O trabalho escravo no Brasil contemporâneo

Enviada em 10/09/2020

O trabalho escravo no Brasil foi observado durante os períodos Colonial e o Imperial, em que populações estrangeiras foram exploradas nas plantações de cana-de-açúcar e do café. Mas, a partir dos séculos XVII e XIX, ocorreram diversos movimentos abolicionistas no mundo e devido a isso essa prática supracitada foi proibida. Porém, na contemporaneidade, essa forma de trabalho persiste em vários locais do país. Nesse âmbito, pode-se analisar que essa problemática está relacionada à condição socioeconômica do indivíduo e a negligência das leis existentes.

Inicialmente, é importante ressaltar que as condições de trabalhos análogos à de escravos está intimamente ligada à precária situação econômica que estão inseridas as pessoas na sociedade. A exemplo disso, os dados divulgados pela Organização Internacional do Trabalho (OIT), nos quais afirmam que, entre 1995 e 2015 foram libertados, aproximadamente, 49.816 trabalhadores que estavam em situação de trabalho forçado no Brasil. Analogamente, tal fato é evidenciado em razão do legado histórico cultural do Período Imperial Brasileiro, em que os trabalhadores, na maioria das vezes, observam em outras localidades a possibilidade de uma ascensão social, mas são submetidos a extensas jornadas de trabalho e ao enclausuramento físico e direto, em que é pautado na precária estrutura para a sobrevivência como, a má alimentação e a disponibilização de cômodos inadequados. Consequentemente, essas pessoas sofrem com abusos físicos e psicológicos de seus empregadores.

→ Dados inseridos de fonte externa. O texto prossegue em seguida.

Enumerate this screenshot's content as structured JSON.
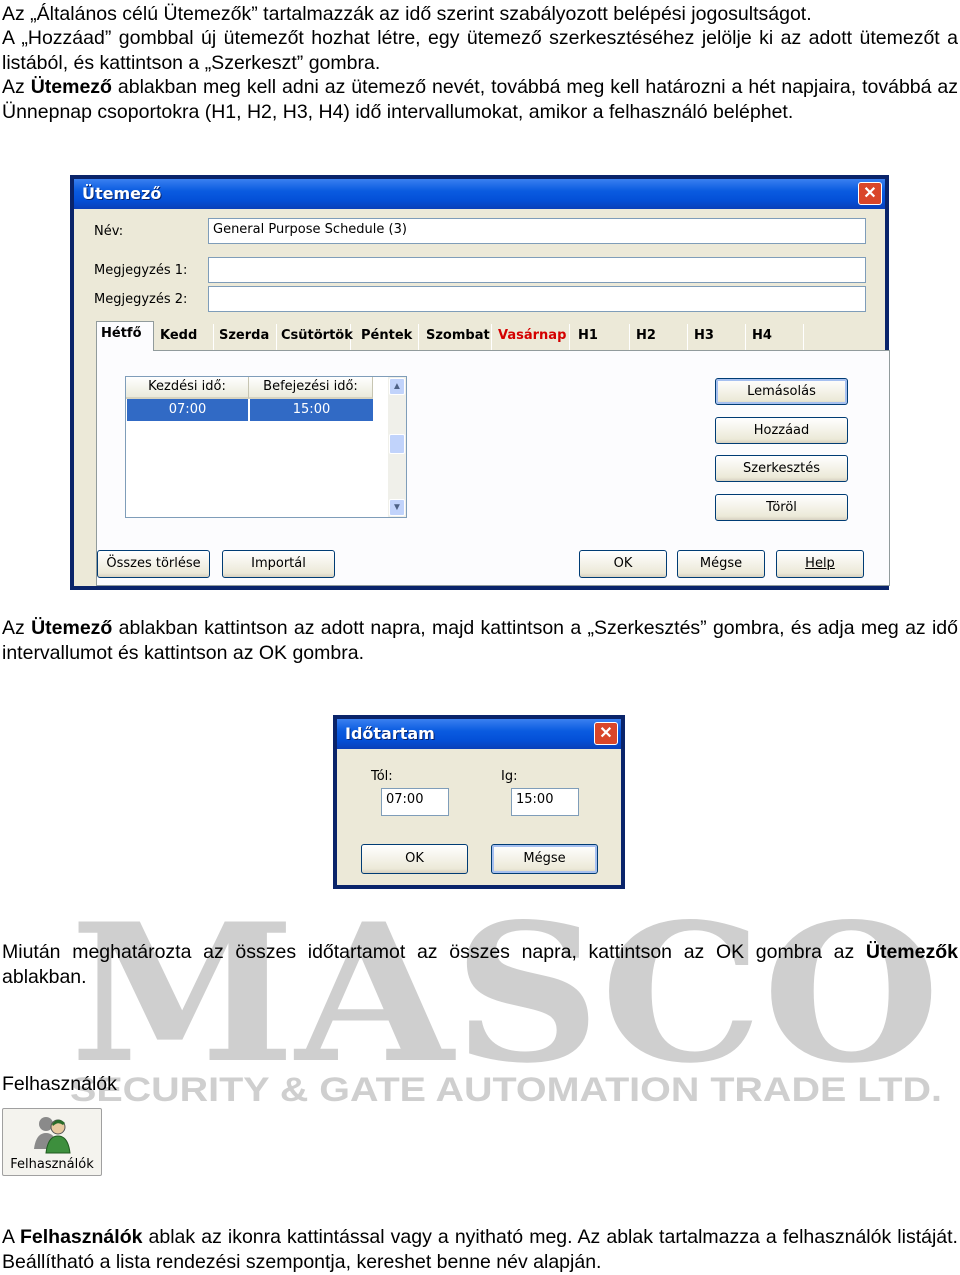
{
  "watermark": {
    "big": "MASCO",
    "line": "SECURITY & GATE AUTOMATION TRADE LTD.",
    "color": "#c8c8c8"
  },
  "p1": {
    "l1": "Az „Általános célú Ütemezők” tartalmazzák az idő szerint szabályozott belépési jogosultságot.",
    "l2": "A „Hozzáad” gombbal új ütemezőt hozhat létre, egy ütemező szerkesztéséhez jelölje ki az adott ütemezőt a listából, és kattintson a „Szerkeszt” gombra.",
    "l3_pre": "Az ",
    "l3_bold": "Ütemező",
    "l3_post": " ablakban meg kell adni az ütemező nevét, továbbá meg kell határozni a hét napjaira, továbbá az Ünnepnap csoportokra (H1, H2, H3, H4) idő intervallumokat, amikor a felhasználó beléphet."
  },
  "utemezo": {
    "title": "Ütemező",
    "close": "✕",
    "nev_label": "Név:",
    "nev_value": "General Purpose Schedule (3)",
    "megj1_label": "Megjegyzés 1:",
    "megj2_label": "Megjegyzés 2:",
    "tabs": [
      "Hétfő",
      "Kedd",
      "Szerda",
      "Csütörtök",
      "Péntek",
      "Szombat",
      "Vasárnap",
      "H1",
      "H2",
      "H3",
      "H4"
    ],
    "col1": "Kezdési idő:",
    "col2": "Befejezési idő:",
    "row_start": "07:00",
    "row_end": "15:00",
    "btn_lemasolas": "Lemásolás",
    "btn_hozzaad": "Hozzáad",
    "btn_szerkesztes": "Szerkesztés",
    "btn_torol": "Töröl",
    "btn_osszes": "Összes törlése",
    "btn_importal": "Importál",
    "btn_ok": "OK",
    "btn_megse": "Mégse",
    "btn_help": "Help",
    "sunday_color": "#d40000"
  },
  "p2": {
    "pre": "Az ",
    "bold": "Ütemező",
    "post": " ablakban kattintson az adott napra, majd kattintson a „Szerkesztés” gombra, és adja meg az idő intervallumot és kattintson az OK gombra."
  },
  "idotartam": {
    "title": "Időtartam",
    "tol_label": "Tól:",
    "ig_label": "Ig:",
    "tol_value": "07:00",
    "ig_value": "15:00",
    "ok": "OK",
    "megse": "Mégse"
  },
  "p3": {
    "pre": "Miután meghatározta az összes időtartamot az összes napra, kattintson az OK gombra az ",
    "bold": "Ütemezők",
    "post": " ablakban."
  },
  "felh_heading": "Felhasználók",
  "felh_icon_label": "Felhasználók",
  "p4": {
    "pre": "A ",
    "bold": "Felhasználók",
    "post": " ablak az ikonra kattintással vagy a nyitható meg. Az ablak tartalmazza a felhasználók listáját. Beállítható a lista rendezési szempontja, kereshet benne név alapján."
  }
}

Ademais, é imperativo pontuar que a negligência das leis existentes é um fator que tange ao aumento da escravidão moderna na sociedade. Tendo como exemplo disso, a declaração do escritor, Gilberto Freyre, em seu livro “Casa Grande e Senzala”, em que expõe que houve uma degradação física e moral deixada pelo sistema escravagista no país. Isso acontece, porque apesar dos aparatos jurídicos existentes como, o artigo 149 do código penal e a Emenda Constitucional número 81, que prevê sanções para quem pratica esse ato, o Estado disponibiliza baixos recursos financeiros para financiarem projetos de fiscalização em áreas que possuam recorrências de trabalhos forçados realizados pelos empregadores. Com isso, há uma naturalização da violência em que é submetido o trabalhador em sua atividade laboral.

Portanto, é notório que o trabalho escravo contemporâneo precisa ser atenuado. Sendo assim, cabe ao Ministério da Cidadania em parceria com o Governo Federal, promover uma dinamização do acesso aos projetos sociais, por meio do mapeamento de locais em que há uma baixa oferta de programas de distribuição de renda, a exemplo o Bolsa Família, a fim de diminuir a ocorrência de trabalhos análogos à escravidão na sociedade.